Subject Re: [Firebird-Architect] UTF-8 and Compression
Author Olivier Mascia
Le 01-mars-05, à 19:49, Ann W. Harrison a écrit :

> Actually, the collation problem will continue to be more complicated
> than that because most serious collations are multi-level. There
> isn't a simple byte for byte transformation that makes the sort "work".

I, generally, agree.

> The way the current collations work is to assign a byte value to the
> "base" character (e.g. 'A'), then append a bits that give value to
> different accents, upper vs lower case, and the following white space
> or
> punctuation.
>
> Here is Dave Schnepper's explanation of the issue:
>
> The InterBase collation orders for ISO8859 (such as SV_SV) follow a
> full
> linguistic (eg: dictionary) collation order. In such a collation order
> spaces (and other punctuation marks) are of 4th level importance.
>
> First order: A is different than B
> 2nd order: A is different from A-accent-grave
> 3rd order: A is different than a
> 4th order: The type of punctuation mark is important.
>
> For instance:
> Redwing
> Red wing
> Red-wing
> Redwood
> Red wood
> Red worm

Well... Now show that result to any french people using a computer for
any other task than the very specific one of writing the next edition
of the "Larousse" french dictionnary and they will cry at you : "what's
this mess ! You're software is buggy".

Most french people using computers will expect this to sort as:

> Red wing
> Red wood
> Red worm
> Red-wing
> Redwing
> Redwood

To "justify" they are right and that your software is wrong those
french people will throw the ASCII codes at you to show that space and
hyphen comes before letters !! Isn't that stunning ?

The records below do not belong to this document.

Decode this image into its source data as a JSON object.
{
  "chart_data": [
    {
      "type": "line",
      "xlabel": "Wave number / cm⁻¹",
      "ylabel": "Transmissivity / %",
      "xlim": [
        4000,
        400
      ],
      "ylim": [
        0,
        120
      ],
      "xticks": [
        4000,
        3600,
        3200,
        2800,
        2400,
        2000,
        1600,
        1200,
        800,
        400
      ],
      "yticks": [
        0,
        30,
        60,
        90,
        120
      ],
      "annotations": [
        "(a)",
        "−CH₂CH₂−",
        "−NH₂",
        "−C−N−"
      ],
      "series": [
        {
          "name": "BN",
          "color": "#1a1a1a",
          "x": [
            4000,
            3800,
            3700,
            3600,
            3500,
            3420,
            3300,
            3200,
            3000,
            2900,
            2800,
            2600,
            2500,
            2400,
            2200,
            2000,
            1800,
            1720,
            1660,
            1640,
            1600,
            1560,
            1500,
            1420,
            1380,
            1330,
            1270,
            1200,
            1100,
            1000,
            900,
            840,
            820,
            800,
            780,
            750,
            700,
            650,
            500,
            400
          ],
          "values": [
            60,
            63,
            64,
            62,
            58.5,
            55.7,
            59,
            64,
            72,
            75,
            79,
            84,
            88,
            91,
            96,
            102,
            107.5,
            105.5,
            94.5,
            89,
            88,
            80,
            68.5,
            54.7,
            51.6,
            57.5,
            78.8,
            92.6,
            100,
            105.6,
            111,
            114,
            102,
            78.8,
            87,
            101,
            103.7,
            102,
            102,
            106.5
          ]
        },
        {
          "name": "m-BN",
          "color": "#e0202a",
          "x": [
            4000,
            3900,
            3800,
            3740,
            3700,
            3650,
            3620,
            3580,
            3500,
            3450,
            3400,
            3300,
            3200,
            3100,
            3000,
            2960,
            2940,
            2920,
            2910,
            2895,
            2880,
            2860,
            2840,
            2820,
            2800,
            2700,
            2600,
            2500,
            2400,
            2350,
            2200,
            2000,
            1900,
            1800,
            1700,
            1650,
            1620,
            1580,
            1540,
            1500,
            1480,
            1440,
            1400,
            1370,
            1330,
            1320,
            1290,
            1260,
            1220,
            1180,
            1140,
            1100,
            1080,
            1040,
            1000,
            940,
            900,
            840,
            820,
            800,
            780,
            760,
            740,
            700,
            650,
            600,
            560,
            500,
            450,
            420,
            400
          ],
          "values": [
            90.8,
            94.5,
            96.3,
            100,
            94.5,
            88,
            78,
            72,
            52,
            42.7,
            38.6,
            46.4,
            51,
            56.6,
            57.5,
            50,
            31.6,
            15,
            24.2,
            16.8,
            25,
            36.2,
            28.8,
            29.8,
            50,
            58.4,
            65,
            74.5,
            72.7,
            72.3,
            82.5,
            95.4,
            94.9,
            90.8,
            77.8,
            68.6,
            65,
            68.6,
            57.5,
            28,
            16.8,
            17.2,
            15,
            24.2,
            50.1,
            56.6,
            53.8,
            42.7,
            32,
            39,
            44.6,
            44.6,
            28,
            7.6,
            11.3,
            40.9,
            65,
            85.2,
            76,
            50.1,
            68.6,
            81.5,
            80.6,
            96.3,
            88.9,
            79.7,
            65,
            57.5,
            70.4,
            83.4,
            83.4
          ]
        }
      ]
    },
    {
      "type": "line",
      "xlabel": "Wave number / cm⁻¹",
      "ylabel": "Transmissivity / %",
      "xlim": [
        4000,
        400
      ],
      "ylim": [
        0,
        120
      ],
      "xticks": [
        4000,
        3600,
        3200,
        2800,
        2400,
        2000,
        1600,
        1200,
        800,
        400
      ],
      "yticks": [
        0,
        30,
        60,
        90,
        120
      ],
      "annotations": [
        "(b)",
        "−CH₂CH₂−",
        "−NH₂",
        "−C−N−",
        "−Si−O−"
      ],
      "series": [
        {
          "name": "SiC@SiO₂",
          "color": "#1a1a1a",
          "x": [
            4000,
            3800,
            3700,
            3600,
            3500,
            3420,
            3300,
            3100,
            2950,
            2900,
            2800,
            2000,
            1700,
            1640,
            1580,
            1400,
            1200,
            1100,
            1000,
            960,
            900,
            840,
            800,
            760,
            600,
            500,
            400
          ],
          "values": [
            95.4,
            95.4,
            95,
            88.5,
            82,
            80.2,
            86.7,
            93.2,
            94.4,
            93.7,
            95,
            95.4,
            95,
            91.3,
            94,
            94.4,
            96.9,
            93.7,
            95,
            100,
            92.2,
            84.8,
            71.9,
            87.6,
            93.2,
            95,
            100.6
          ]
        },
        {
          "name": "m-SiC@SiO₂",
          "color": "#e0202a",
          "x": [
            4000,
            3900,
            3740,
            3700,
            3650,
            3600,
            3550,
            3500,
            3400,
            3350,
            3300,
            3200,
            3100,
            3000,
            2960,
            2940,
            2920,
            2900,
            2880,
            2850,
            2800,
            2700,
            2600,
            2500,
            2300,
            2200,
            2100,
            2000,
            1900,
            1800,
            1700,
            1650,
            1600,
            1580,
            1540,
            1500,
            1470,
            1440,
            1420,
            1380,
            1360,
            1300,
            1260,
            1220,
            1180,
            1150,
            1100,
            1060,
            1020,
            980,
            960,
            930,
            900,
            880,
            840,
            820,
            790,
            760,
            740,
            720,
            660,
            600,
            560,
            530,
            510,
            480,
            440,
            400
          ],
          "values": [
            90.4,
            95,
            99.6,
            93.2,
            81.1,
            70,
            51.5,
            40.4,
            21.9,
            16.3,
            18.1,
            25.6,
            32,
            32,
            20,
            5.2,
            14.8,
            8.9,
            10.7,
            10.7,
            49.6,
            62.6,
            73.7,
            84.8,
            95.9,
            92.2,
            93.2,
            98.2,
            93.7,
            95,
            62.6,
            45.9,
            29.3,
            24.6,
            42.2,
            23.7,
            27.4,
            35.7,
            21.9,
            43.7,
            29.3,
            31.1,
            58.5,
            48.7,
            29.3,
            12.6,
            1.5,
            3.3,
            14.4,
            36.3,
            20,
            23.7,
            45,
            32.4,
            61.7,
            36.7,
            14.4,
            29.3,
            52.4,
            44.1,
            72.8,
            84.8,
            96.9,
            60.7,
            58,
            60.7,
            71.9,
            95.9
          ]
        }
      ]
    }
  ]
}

Now the generic comment of Dave probably apply with more importance to
some other language, so the problem has to be handled correctly.

My point is that there is a large difference in what people expect from
general business softwares compared to what is presented to them when
they open the latest edition of a famous french dictionnary. The same
might very well apply to other languages and cultures.

Also, there is a danger in sorting things in an academic perfect way,
when programmers don't have the same facilities in their programming
language or operating system. Imagine that Firebird sort french as
indicated by Dave. Now what mess will happen when the application
itself won't be able to sort in the same way (when sorting in memory
for instance). Just try to make Windows sort a french string using Dave
full recipe...

;-)

--
Olivier Mascia